Can post-exertional malaise be objectively measured by scientists?
We are working on this question, but the answer is “not yet”. What we need here are studies that show a definite worsening of symptoms that relate to a biological abnormality, and that when we “fix” the biological abnormality the PEM is avoided. We have biological correlates of PEM (e.g. brain responses, metabolic exercise outcomes), but we don’t have any causal mechanisms as of yet.

How does post-exertional malaise affect the various symptoms of ME patients?
See my answer above for details, but basically we think that PEM is an exacerbation of the symptoms that define ME. Once we know the biology of PEM, this may change. For example, PEM may turn out to be an abnormal metabolic/immune response to physical activity and that this in turn leads to disease worsening.

In your opinion what needs to be done by public health authorities to bring about better health outcomes for people suffering from ME?

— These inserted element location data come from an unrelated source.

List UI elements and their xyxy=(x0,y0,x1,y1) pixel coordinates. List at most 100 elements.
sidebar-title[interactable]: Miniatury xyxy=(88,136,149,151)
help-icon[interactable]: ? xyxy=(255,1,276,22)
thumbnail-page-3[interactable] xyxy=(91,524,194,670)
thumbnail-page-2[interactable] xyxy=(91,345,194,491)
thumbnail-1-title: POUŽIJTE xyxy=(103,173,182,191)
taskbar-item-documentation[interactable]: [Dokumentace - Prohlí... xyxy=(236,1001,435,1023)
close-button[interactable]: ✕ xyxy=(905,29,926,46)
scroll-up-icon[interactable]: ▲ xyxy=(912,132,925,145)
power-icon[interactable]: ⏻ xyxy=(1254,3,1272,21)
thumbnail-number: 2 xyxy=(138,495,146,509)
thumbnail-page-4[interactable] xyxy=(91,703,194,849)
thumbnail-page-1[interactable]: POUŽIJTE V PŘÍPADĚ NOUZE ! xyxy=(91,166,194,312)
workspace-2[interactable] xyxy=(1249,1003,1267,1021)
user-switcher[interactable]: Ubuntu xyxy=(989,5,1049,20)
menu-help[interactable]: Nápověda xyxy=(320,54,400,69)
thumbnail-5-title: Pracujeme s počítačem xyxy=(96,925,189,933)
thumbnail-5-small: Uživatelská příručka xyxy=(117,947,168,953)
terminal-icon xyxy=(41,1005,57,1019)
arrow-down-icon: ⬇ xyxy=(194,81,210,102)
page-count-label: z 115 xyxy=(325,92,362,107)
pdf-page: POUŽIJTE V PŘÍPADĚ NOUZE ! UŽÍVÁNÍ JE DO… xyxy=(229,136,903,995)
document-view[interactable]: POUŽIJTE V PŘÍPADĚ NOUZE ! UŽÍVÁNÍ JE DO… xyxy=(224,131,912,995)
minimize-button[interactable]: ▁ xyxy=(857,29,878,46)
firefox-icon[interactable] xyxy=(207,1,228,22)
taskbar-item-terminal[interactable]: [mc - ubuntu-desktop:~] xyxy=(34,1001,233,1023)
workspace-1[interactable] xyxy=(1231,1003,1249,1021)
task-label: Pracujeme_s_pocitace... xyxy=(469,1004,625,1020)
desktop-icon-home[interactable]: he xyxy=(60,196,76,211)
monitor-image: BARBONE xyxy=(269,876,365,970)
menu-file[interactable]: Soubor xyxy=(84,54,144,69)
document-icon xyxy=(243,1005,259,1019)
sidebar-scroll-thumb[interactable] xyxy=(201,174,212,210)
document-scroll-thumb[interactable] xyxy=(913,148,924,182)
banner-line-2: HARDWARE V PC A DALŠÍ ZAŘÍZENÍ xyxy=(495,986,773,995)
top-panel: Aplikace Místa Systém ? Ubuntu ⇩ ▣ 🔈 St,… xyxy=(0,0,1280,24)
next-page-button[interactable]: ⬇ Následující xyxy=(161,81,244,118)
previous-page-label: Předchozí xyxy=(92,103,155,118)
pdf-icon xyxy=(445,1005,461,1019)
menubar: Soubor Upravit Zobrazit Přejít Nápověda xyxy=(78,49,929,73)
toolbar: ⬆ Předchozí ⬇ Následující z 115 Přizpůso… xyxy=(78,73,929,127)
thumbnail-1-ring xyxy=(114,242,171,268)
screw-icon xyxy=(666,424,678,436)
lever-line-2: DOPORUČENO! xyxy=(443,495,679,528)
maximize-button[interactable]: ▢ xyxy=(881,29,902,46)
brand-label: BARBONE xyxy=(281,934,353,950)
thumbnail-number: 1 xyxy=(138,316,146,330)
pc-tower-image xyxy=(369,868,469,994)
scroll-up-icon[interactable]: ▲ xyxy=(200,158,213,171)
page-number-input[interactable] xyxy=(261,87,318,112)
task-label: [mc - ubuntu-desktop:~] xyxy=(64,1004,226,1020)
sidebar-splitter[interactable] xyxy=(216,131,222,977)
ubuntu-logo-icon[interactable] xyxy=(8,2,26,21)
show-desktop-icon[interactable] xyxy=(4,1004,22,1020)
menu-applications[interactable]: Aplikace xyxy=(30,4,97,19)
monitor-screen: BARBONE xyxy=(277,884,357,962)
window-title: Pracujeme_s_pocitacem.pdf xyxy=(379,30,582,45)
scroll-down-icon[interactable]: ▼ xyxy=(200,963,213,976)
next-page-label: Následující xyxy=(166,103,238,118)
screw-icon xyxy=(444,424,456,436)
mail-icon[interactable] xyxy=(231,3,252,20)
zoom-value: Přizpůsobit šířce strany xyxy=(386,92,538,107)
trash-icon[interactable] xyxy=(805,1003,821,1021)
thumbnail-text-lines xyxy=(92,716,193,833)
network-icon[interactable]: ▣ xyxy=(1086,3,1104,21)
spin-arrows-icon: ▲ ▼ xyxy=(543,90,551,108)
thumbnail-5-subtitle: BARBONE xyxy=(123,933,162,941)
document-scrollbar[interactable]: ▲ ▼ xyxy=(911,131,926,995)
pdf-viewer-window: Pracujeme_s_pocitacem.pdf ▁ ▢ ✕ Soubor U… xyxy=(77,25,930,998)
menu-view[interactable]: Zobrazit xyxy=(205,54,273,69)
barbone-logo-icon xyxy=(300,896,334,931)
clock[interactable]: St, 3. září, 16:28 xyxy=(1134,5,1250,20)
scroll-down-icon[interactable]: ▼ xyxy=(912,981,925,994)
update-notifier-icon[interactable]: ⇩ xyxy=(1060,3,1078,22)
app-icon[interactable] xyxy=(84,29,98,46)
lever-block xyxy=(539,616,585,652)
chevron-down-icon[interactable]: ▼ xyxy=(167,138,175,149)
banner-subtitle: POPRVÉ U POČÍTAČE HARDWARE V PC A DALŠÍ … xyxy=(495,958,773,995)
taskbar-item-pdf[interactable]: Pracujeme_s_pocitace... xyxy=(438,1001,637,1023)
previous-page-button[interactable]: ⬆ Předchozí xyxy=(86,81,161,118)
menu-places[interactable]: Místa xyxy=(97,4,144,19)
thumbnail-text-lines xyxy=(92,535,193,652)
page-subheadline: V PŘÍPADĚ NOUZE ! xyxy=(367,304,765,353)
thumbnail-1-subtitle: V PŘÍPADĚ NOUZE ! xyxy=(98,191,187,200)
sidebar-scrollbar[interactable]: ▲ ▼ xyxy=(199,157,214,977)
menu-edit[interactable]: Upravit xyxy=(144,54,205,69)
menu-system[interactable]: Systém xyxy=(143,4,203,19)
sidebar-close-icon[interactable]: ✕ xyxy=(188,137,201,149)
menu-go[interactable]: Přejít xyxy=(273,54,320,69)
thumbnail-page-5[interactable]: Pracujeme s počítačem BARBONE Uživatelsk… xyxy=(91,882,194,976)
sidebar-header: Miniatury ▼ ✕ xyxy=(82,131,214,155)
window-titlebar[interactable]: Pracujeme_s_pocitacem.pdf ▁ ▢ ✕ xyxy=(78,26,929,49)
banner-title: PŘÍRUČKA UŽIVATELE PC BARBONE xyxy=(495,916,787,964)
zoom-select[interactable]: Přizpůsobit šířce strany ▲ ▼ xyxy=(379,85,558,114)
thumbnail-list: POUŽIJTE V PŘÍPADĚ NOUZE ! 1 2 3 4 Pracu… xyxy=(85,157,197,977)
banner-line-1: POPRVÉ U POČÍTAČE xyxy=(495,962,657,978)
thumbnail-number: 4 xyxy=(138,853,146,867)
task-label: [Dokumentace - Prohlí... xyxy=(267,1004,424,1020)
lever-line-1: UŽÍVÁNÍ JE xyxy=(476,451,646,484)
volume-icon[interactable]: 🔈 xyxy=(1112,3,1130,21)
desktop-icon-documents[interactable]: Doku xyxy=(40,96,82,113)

I have been involved in many government committees that have been tasked with these types of policy questions. The answer is many-fold and really requires a dedicated campaign for public awareness, physician education and significant investment in research. I have seen many positive changes over the years, but unfortunately, much more needs to be done on all of these fronts. Public awareness and research are painfully slow processes and we must keep these efforts going and not take steps backwards. Research dollars have been tough to come by, but at least here in the US, the National Institutes of Health is working towards a strategic approach. Hopefully, this will result in a road map for scientists to follow and we will uncover the mechanisms of the disease. Once mechanisms are discovered, public awareness campaigns will be re-invigorated and physician education will become a moral imperative.